The Milky Way’s place in the spacious heavens

Visualization of the local Universe based on detailed observations of nearby galaxies. The red line encloses Laniakea, a proposed supercluster of galaxies containing the Milky Way, which is represented by the black dot at the image center. [Credit: SDvision interactive visualization software by Daniel Pomarède at CEA/Saclay, France]
Visualization of the local Universe based on detailed observations of nearby galaxies. The red line encloses Laniakea, a proposed supercluster of galaxies containing the Milky Way, which is represented by the black dot at the image center. [Credit: SDvision interactive visualization software by Daniel Pomarède at CEA/Saclay, France]
Finding our galaxy’s exact place in the vast structure of the Universe is surprisingly hard. We know the Milky Way is part of the Local Group of galaxies (along with Andromeda and a few dozen smaller galaxies), but beyond that it gets complicated. That’s because on one side, we have a huge conglomeration of galaxy clusters — Virgo, Centaurus, and other large collections of galaxies — while on the other, we have the Local Void, which is nearly empty of galaxies. Does the Milky Way belong to the big city or the wilderness, cosmically speaking?

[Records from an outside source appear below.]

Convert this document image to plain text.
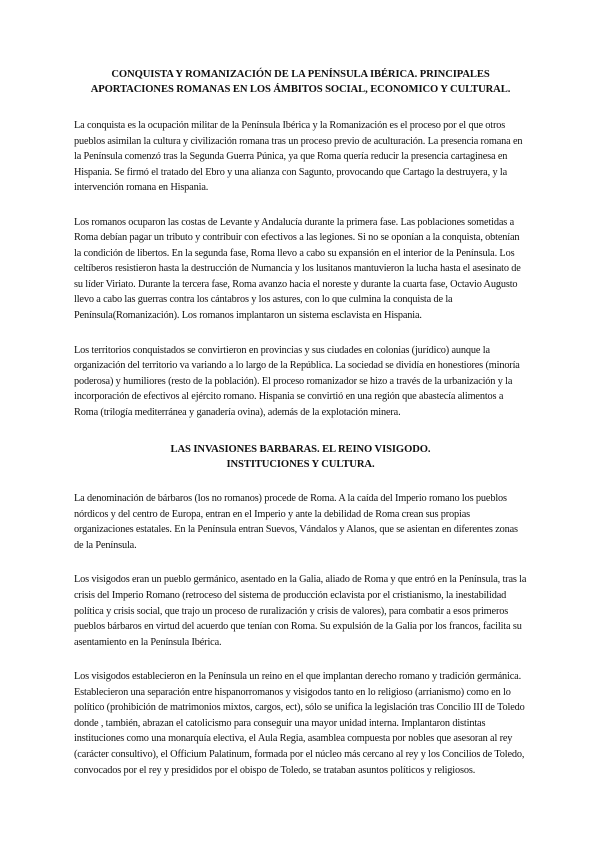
CONQUISTA Y ROMANIZACIÓN DE LA PENÍNSULA IBÉRICA. PRINCIPALES
APORTACIONES ROMANAS EN LOS ÁMBITOS SOCIAL, ECONOMICO Y CULTURAL.

La conquista es la ocupación militar de la Península Ibérica y la Romanización es el proceso por el que otros pueblos asimilan la cultura y civilización romana tras un proceso previo de aculturación. La presencia romana en la Península comenzó tras la Segunda Guerra Púnica, ya que Roma quería reducir la presencia cartaginesa en Hispania. Se firmó el tratado del Ebro y una alianza con Sagunto, provocando que Cartago la destruyera, y la intervención romana en Hispania.

Los romanos ocuparon las costas de Levante y Andalucía durante la primera fase. Las poblaciones sometidas a Roma debían pagar un tributo y contribuir con efectivos a las legiones. Si no se oponían a la conquista, obtenían la condición de libertos. En la segunda fase, Roma llevo a cabo su expansión en el interior de la Península. Los celtíberos resistieron hasta la destrucción de Numancia y los lusitanos mantuvieron la lucha hasta el asesinato de su líder Viriato. Durante la tercera fase, Roma avanzo hacia el noreste y durante la cuarta fase, Octavio Augusto llevo a cabo las guerras contra los cántabros y los astures, con lo que culmina la conquista de la Península(Romanización). Los romanos implantaron un sistema esclavista en Hispania.

Los territorios conquistados se convirtieron en provincias y sus ciudades en colonias (jurídico) aunque la organización del territorio va variando a lo largo de la República. La sociedad se dividía en honestiores (minoría poderosa) y humiliores (resto de la población). El proceso romanizador se hizo a través de la urbanización y la incorporación de efectivos al ejército romano. Hispania se convirtió en una región que abastecía alimentos a Roma (trilogía mediterránea y ganadería ovina), además de la explotación minera.

LAS INVASIONES BARBARAS. EL REINO VISIGODO.
INSTITUCIONES Y CULTURA.

La denominación de bárbaros (los no romanos) procede de Roma. A la caída del Imperio romano los pueblos nórdicos y del centro de Europa, entran en el Imperio y ante la debilidad de Roma crean sus propias organizaciones estatales. En la Península entran Suevos, Vándalos y Alanos, que se asientan en diferentes zonas de la Península.

Los visigodos eran un pueblo germánico, asentado en la Galia, aliado de Roma y que entró en la Península, tras la crisis del Imperio Romano (retroceso del sistema de producción eclavista por el cristianismo, la inestabilidad política y crisis social, que trajo un proceso de ruralización y crisis de valores), para combatir a esos primeros pueblos bárbaros en virtud del acuerdo que tenían con Roma. Su expulsión de la Galia por los francos, facilita su asentamiento en la Península Ibérica.

Los visigodos establecieron en la Península un reino en el que implantan derecho romano y tradición germánica. Establecieron una separación entre hispanorromanos y visigodos tanto en lo religioso (arrianismo) como en lo político (prohibición de matrimonios mixtos, cargos, ect), sólo se unifica la legislación tras Concilio III de Toledo donde , también, abrazan el catolicismo para conseguir una mayor unidad interna. Implantaron distintas instituciones como una monarquía electiva, el Aula Regia, asamblea compuesta por nobles que asesoran al rey (carácter consultivo), el Officium Palatinum, formada por el núcleo más cercano al rey y los Concilios de Toledo, convocados por el rey y presididos por el obispo de Toledo, se trataban asuntos políticos y religiosos.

It’s not an idle question. If we’re in a deep void, we can be fooled into thinking the expansion of the Universe is accelerating when it’s not. We would see galaxies rushing away from us faster than the cosmic average simply because we’re in a region that’s emptying out as the Universe expands. On the other hand, if we’re part of a supercluster — a large association of galaxies that isn’t bound tightly by gravity, but still is tenuously connected — it could explain the “Great Attractor”, the apparent motion of the Milky Way and other galaxies toward a specific region in the sky. We might not be in either of those situations, either, but it’s hard to tell.

The large-scale structure of the Universe is the result of a conflict between two tendencies. Gravity pulls things together, but the entire cosmos is expanding, pushing galaxies apart. That conflict creates the network of galaxies we observe, and the dark voids between them. While everything on average is moving farther apart, the motion of an individual galaxy may be toward a cluster or other concentration of matter. [Read more…]

As I described in my most recent column for The Daily Beast, some astronomers measured the distances and speeds to more than 8,000 galaxies in our cosmic neighborhood. They separated out cosmic expansion from local motion, and from that determined we’re part of a huge supercluster they named Laniakea, meaning “spacious heavens” in Hawaiian.

The way these astronomers defined a “supercluster” is somewhat non-standard, but I’m not concerned with that. More interesting to me is that they used their own value of the Hubble parameter, calculated from their distance and velocity measurements. The Hubble parameter is the number describing the expansion rate of the Universe, by connecting the apparent speed of a galaxy to its distance from us. The number obtained from the Planck cosmic microwave background data is 67.3 km/s/Mpc, which means a galaxy one megaparsec (or Mpc, or 3.3 million light-years) away appears to be moving 67.3 kilometers per second away from us due to cosmic expansion. The number used in the Laniakea paper is 75.2 km/s/Mpc, which is a lot faster. The difference in Hubble parameter values makes a huge difference in Laniakea’s size … and even whether it exists at all.

This team is led by University of Hawaii astronomer R. Brent Tully, who is well known in astronomy circles for the Tully-Fisher relation for determining distances to galaxies. Since he knows what he’s doing, it’s hard to just write off this project with its anomalously large Hubble parameter value. However, I suspect we’re far from done talking about Laniakea and the Milky Way’s position in the spacious heavens.